There were two problems with this solution. First, calculating the backend throughput isn't possible to do accurately. Performance can fluctuate significantly due to the location of writes, intervening synchronous activity (e.g. reads), or even other workloads on a multi-tenant storage array.
But even if we could calculate it correctly, ZFS can't spend all its time writing user data; some time must be devoted to writing metadata and doing other housekeeping.
Size doesn't matter
Erasing the whiteboard, we added one constraint and loosened another: don't rely an estimation of backend throughput, and don't worry too much about transaction group duration. Rather than capping transaction groups to a particular size, we would limit the amount of system memory that could be dirty (modified) at any given time.

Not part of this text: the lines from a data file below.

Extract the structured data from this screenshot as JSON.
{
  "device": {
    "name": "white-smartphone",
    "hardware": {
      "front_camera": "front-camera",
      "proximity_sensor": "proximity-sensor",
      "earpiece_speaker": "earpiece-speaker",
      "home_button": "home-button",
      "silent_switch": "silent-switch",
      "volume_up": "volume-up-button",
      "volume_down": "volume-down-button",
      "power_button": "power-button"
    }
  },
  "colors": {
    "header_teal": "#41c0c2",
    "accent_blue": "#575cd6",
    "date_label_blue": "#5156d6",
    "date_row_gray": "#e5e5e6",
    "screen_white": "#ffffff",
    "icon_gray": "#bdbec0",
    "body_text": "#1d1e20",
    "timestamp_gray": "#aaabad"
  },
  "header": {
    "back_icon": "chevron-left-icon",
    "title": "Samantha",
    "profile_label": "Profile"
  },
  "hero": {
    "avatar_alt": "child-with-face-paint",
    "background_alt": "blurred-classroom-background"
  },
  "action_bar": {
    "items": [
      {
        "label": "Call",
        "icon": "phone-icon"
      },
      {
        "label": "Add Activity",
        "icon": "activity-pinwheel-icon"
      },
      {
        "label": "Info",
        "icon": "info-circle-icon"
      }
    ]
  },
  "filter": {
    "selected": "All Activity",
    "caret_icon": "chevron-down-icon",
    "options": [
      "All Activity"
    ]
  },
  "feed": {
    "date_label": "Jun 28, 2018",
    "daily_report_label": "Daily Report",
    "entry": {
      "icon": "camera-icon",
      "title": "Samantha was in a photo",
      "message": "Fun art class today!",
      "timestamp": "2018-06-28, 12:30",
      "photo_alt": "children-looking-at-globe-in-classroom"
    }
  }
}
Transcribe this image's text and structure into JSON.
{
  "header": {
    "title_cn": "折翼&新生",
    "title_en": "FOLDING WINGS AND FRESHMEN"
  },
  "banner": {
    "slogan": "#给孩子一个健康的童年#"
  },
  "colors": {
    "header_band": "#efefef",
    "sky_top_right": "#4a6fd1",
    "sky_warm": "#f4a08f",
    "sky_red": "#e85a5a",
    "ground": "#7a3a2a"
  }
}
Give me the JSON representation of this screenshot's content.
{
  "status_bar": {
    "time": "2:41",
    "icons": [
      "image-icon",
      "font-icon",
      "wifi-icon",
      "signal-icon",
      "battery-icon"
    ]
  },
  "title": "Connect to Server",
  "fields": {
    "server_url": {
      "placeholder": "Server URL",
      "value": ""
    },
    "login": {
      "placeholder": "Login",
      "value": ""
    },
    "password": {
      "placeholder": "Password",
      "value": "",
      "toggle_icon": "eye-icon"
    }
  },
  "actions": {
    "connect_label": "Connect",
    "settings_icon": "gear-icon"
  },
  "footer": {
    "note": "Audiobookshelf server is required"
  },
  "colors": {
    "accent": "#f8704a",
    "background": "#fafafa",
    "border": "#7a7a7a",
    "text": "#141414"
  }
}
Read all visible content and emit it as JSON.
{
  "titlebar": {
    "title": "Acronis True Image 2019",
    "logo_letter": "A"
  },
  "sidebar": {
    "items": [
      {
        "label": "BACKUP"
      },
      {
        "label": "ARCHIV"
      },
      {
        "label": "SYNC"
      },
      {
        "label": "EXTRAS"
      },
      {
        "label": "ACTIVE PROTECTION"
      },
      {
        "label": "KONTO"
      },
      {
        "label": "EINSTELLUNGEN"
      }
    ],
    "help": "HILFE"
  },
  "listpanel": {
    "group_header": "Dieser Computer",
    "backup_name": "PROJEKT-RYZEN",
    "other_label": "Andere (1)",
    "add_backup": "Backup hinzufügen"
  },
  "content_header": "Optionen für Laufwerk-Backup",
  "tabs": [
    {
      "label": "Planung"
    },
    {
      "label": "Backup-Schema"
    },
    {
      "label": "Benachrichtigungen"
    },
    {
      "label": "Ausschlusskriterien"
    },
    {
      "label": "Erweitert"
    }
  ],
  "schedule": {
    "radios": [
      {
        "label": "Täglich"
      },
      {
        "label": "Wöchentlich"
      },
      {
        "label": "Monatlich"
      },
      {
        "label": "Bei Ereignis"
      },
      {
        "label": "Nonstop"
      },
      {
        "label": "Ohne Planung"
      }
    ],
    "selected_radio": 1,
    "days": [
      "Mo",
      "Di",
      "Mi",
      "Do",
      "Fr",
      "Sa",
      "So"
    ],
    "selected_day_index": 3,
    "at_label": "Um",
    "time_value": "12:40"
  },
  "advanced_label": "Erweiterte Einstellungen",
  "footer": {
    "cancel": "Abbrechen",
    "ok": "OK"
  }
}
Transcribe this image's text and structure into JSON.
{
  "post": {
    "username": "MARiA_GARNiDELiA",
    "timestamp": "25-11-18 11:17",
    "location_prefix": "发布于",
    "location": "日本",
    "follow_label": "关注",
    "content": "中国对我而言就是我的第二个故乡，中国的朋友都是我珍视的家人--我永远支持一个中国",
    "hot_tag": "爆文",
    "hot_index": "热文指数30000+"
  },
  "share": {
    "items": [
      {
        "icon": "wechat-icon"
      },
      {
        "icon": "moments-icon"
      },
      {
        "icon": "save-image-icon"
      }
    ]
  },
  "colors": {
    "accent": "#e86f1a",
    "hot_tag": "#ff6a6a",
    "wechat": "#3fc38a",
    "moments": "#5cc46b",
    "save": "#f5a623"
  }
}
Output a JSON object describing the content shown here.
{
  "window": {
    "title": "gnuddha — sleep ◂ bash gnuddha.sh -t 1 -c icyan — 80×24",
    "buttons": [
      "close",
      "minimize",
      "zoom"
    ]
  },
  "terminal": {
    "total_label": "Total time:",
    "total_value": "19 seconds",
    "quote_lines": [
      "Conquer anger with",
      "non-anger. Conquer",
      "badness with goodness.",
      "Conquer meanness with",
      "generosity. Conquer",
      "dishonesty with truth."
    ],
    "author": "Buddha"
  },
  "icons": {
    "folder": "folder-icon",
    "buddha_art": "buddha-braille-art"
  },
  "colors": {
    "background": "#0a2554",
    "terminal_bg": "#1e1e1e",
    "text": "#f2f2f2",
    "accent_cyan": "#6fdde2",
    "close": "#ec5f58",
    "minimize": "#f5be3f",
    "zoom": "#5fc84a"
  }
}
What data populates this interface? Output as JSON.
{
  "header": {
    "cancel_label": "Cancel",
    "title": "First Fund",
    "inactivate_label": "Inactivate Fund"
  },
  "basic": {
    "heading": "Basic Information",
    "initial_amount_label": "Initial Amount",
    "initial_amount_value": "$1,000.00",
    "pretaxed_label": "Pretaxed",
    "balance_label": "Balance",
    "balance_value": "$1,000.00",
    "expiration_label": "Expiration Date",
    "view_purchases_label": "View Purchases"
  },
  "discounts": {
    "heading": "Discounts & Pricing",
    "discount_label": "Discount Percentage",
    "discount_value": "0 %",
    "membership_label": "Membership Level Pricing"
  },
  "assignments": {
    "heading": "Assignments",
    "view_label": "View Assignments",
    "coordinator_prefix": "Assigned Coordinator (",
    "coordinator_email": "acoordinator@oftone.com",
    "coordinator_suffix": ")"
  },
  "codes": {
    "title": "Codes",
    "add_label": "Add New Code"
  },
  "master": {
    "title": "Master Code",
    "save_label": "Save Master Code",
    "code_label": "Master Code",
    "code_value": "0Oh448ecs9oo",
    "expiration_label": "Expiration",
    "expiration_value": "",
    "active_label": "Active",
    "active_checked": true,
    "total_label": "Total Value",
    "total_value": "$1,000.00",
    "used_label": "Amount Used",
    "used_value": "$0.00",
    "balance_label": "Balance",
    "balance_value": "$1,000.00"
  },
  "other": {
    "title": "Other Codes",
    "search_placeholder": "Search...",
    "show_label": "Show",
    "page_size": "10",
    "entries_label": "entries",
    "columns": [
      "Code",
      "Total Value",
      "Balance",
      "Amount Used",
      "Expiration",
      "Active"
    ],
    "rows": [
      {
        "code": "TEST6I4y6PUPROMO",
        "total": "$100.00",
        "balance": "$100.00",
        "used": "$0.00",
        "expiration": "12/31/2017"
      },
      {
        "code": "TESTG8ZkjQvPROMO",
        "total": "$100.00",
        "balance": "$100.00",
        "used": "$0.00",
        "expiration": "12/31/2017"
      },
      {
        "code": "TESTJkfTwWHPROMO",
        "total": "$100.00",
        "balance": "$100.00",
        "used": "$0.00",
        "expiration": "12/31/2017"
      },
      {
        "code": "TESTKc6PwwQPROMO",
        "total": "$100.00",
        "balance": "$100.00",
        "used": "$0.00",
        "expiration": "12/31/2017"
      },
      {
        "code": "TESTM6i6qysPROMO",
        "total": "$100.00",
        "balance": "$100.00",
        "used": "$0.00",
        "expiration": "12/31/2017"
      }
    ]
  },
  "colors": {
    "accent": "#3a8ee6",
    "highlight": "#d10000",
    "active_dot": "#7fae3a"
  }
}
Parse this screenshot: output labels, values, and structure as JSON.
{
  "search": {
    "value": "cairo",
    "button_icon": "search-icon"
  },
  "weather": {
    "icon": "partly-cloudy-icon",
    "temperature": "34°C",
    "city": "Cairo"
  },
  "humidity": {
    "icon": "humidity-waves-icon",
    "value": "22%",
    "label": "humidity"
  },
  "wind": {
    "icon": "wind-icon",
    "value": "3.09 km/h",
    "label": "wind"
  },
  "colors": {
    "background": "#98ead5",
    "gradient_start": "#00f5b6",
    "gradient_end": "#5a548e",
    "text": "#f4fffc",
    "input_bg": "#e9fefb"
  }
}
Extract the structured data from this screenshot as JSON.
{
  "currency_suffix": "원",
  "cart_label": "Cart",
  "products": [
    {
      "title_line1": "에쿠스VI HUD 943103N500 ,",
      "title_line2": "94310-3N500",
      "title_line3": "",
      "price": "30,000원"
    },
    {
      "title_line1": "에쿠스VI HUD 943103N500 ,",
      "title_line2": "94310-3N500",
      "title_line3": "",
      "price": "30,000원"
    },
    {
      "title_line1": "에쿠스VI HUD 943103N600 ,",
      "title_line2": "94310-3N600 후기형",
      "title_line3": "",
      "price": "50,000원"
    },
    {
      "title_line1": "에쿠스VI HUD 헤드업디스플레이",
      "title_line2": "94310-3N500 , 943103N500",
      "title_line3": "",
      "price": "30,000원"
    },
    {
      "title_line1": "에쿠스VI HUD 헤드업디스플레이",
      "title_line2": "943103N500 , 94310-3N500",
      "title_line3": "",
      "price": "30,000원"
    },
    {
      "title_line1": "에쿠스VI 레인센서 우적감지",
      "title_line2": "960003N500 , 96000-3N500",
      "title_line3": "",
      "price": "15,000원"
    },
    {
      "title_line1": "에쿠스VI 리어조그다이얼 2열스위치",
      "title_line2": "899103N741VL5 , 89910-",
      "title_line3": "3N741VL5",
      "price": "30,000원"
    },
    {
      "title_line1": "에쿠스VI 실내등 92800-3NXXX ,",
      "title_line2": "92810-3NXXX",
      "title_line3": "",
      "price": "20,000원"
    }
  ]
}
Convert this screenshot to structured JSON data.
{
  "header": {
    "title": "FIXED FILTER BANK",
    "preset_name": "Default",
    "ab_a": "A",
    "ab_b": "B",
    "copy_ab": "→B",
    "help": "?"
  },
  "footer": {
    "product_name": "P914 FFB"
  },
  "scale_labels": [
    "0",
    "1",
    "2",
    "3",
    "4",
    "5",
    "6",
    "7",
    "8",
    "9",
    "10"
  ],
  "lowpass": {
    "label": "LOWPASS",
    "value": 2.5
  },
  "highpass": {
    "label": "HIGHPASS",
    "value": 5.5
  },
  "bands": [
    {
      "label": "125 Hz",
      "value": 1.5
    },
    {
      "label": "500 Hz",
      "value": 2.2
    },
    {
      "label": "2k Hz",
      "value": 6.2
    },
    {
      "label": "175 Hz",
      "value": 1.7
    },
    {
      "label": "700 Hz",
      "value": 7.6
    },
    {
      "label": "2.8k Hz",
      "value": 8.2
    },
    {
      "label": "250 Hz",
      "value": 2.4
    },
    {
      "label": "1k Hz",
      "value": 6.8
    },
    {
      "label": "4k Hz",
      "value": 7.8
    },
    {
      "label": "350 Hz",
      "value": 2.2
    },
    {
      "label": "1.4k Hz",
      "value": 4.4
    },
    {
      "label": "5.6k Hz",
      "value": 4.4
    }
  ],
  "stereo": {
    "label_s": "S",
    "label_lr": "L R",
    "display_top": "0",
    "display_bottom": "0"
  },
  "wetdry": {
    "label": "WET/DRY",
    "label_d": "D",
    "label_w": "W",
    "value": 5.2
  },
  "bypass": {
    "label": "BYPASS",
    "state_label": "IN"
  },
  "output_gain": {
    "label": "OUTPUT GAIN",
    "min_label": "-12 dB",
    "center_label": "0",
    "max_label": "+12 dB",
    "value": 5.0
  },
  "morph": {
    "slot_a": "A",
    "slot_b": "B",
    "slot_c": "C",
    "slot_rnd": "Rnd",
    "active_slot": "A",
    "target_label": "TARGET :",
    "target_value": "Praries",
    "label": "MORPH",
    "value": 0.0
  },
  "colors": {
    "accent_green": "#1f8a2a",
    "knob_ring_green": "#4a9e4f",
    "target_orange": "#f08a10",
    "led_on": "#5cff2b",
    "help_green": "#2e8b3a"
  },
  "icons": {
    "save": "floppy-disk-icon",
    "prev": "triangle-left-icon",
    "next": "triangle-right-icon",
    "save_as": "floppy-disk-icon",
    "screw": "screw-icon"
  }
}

As memory filled past a certain point we would start to delay writes proportionally. OpenZFS didn't have a mechanism to track the outstanding dirty data. Adding it was non-trivial as it required communication across the logical (DMU) and physical (SPA) boundaries to smoothly retire dirty data as physical IOs completed. Logical operations given data redundancy (mirrors, RAID-Z, and ditto blocks) have multiple associated physical IOs.
Waiting for all of them to complete would lead to lurches in the measure of outstanding dirty data. Instead, we retire a fraction of the logical size each time a physical IO completes. By using this same metric of outstanding dirty data, we observed that we could address a seemingly unrelated, but chronic problem observed in ZFS -- so called "picket-fencing," the extreme burstiness of writes that ZFS issues to its disks. Z
FS has a fixed number of concurrent outstanding IOs it issues to a device. Instead the new IO scheduler would issues a variable number of writes proportional to the amount of dirty data. With data coming in at a trickle, OpenZFS would trickle data to the backend, issuing 1 IO at a time.
As incoming data rate increased, the IO scheduler would work harder, scheduling more concurrent writes in order to keep up (up to a fixed limit). As noted above, if OpenZFS couldn't keep up with the rate of incoming data, it would insert delays also proportional to the amount of outstanding dirty data.
The goal was improved consistency with no increase in the average latency. The results of our tests speak for themselves (log-log scale). Note the single-moded distribution of OpenZFS compared with the highly varied results from ZFS.
You can see by the dashed lines that we managed to slightly improve the average latency (1.04ms v. 1.27ms). OpenZFS now represents a significant improvement over ZFS with regard to consistency both of client write latency and of backend write operations. In addition, the new IO scheduler improves upon ZFS when it comes to tuning.
The mysterious magic numbers and inscrutable tuneables of the old write throttle have been replaced with knobs that are comprehensible, and can be connected more directly with observed behavior. In the final post in this series, I'll look at how to tune the OpenZFS write throttle.